Title: Production of a solution with [Cl-] = 0.02 M
Post by: jkulier on September 25, 2008, 12:45:42 AM: The first part of the question was:

Calculate the mass of the unknown sample needed to produce 40 mL of solution at [Cl−] = 0.02 M.
Assume that the weight percent of NaCl in the unknown is 50%.

For this, I got an answer of 0.09 grams which is correct. However, the next part of the question asks WHY in the previous question, we choose to aim for 0.02 M?
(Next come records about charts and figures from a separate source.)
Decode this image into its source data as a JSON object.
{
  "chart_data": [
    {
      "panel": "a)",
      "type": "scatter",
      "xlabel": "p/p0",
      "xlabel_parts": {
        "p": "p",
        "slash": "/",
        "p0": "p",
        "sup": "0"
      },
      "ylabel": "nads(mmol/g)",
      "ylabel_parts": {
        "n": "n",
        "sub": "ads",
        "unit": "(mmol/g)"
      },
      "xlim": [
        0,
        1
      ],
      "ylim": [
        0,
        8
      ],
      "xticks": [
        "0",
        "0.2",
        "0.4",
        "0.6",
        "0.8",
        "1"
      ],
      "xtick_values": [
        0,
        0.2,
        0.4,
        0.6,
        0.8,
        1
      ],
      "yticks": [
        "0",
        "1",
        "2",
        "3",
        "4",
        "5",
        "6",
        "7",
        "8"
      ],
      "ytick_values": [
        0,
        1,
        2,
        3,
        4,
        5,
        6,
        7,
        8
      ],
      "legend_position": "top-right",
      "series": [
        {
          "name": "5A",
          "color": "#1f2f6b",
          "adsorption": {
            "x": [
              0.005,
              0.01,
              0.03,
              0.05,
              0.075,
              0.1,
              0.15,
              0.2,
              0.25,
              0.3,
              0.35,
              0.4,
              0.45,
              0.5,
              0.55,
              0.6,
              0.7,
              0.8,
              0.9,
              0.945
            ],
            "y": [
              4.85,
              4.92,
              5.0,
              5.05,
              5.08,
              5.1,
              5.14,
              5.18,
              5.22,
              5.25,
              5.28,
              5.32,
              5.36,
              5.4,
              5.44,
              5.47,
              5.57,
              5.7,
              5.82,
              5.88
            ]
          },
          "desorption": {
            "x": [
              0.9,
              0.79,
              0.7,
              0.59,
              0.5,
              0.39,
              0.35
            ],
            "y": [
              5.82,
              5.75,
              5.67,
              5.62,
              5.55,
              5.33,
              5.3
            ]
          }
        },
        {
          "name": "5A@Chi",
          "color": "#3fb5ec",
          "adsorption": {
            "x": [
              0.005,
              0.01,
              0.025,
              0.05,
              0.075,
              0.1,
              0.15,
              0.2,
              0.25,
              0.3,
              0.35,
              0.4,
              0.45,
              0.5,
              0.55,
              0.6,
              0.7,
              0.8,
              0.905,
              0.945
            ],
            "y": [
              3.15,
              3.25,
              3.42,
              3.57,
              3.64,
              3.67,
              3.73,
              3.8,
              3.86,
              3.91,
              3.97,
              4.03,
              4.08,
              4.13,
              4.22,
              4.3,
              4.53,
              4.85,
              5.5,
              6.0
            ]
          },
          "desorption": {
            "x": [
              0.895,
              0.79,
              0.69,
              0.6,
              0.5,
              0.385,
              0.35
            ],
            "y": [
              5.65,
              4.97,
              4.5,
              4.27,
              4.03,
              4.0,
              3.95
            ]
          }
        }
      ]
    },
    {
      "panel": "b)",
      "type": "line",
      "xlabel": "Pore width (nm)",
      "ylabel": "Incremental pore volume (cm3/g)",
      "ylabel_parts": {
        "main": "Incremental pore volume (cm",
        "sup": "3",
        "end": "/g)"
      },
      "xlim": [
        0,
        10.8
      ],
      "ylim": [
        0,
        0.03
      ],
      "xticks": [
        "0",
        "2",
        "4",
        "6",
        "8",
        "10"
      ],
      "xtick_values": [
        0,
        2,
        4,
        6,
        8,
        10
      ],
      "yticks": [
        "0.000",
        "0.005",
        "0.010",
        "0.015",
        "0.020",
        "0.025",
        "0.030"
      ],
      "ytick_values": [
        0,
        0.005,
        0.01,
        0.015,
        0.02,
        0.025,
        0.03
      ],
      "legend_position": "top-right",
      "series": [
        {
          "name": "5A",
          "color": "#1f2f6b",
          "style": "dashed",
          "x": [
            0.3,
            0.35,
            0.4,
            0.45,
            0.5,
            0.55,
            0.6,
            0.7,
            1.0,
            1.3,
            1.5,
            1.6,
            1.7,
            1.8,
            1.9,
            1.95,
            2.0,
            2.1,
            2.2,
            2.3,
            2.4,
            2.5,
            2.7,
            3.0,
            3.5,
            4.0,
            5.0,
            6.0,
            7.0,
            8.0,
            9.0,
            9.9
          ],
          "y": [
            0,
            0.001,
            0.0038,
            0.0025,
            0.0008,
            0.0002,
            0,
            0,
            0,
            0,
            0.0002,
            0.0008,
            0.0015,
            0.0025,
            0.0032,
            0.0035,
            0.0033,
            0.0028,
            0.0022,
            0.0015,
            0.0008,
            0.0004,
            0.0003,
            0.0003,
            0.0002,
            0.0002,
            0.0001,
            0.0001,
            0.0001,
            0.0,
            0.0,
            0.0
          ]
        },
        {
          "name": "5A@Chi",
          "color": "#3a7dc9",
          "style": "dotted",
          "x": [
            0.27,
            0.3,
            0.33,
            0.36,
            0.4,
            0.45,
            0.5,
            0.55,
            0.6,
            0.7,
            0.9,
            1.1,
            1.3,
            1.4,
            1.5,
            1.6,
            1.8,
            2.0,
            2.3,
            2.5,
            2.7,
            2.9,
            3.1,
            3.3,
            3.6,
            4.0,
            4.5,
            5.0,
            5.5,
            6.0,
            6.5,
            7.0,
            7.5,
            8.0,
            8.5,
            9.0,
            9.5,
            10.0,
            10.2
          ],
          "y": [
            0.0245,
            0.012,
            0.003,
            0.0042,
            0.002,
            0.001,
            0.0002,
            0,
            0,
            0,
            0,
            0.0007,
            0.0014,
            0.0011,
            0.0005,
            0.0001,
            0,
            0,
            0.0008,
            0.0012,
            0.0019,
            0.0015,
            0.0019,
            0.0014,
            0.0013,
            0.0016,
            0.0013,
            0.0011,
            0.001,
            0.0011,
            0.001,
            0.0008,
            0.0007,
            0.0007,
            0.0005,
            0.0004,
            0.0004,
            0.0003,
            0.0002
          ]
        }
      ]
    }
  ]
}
I am drawing up a blank for this, so please point me in the right direction. ;D

Thank you.
Title: Re: Production of a solution with [Cl-] = 0.02 M
Post by: Borek on September 25, 2008, 02:43:47 AM: Any context to that question?
Title: Re: Production of a solution with [Cl-] = 0.02 M
Post by: jkulier on September 26, 2008, 12:27:56 AM: There actually wasn't any context; this was exactly how it appeared on my homework page. . .

however! In the lab, I will be trying to form the precipitate of AgCl by adding silver nitrate to a solution containing chloride. Ah, also, the silver nitrate concentration will be 0.02M !! Although, I still do not know the answer to the question. . .

thank you again.
Title: Re: Production of a solution with [Cl-] = 0.02 M
Post by: Borek on September 26, 2008, 03:13:46 AM: Quote from: jkulier on September 26, 2008, 12:27:56 AM
however! In the lab, I will be trying to form the precipitate of AgCl by adding silver nitrate to a solution containing chloride. Ah, also, the silver nitrate concentration will be 0.02M !! Although, I still do not know the answer to the question. . .

IMHO that's the context. Could be they want you to be easily able to measure stoichiometric amount of Cl^- without a need of calculation.